Quando o rico ti­ra um pertence ao pobre (por exemplo, um príncipe que tira a amante ao plebeu), então gera-se um erro no pobre; este acha que aquele tem de ser absoluta­mente infame, para lhe tirar o pouco que ele tem. Mas aquele não sente de modo algum tão profunda­mente o valor de um único pertence, porque está ha­bituado a ter muitos: portanto, não se pode trans­por para o espírito do pobre e não comete tal uma injustiça tão grande como este julga. Ambos têm um do outro uma concepção errada. A injustiça do poderoso, a que mais indigna na História, não é as­sim tão grande como parece.
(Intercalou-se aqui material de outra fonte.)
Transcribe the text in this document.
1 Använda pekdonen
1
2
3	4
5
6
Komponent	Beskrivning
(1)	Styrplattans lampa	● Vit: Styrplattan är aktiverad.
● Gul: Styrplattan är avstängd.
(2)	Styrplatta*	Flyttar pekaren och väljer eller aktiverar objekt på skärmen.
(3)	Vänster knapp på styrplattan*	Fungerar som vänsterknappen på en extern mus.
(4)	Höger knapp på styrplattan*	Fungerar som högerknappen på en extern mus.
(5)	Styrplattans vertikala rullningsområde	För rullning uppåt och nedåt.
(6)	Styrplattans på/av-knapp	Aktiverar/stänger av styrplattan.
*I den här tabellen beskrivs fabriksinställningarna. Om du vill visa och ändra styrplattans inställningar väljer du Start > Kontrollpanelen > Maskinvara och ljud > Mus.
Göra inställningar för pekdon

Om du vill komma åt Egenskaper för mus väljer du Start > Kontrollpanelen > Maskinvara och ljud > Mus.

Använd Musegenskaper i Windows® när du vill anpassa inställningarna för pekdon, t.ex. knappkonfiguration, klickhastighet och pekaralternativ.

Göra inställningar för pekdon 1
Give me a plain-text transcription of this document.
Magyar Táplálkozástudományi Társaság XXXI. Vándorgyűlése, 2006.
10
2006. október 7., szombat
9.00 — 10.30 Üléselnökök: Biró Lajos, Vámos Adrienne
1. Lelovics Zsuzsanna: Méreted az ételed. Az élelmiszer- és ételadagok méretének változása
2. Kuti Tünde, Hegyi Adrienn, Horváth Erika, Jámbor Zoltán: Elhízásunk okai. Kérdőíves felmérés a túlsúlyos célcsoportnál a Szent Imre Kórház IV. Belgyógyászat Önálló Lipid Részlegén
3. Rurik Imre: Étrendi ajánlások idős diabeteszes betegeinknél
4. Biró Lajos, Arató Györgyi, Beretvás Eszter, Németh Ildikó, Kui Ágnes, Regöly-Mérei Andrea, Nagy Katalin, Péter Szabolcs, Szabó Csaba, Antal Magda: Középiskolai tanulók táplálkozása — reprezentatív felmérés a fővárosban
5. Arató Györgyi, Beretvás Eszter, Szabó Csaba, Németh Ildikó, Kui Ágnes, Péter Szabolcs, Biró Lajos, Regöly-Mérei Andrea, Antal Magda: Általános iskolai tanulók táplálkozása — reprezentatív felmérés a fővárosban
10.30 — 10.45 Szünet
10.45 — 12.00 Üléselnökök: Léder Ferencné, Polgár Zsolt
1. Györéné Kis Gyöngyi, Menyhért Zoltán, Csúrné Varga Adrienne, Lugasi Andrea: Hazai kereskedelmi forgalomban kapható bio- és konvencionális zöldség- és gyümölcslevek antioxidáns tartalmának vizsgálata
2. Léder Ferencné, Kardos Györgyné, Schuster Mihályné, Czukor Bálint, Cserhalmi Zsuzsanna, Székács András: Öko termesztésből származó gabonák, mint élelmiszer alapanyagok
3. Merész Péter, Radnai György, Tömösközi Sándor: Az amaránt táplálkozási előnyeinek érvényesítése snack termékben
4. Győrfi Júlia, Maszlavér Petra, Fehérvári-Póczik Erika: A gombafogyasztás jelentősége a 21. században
O mero sentimento hereditário de ser um ser superior, com direitos su­periores, torna uma pessoa bastante fria e deixa-lhe a consciência tranquila: até todos nós, se a distância entre nós e um outro ente for muito grande, já não sentimos absolutamente nada de injusto e matamos um mosquito, por exemplo, sem qualquer remorso.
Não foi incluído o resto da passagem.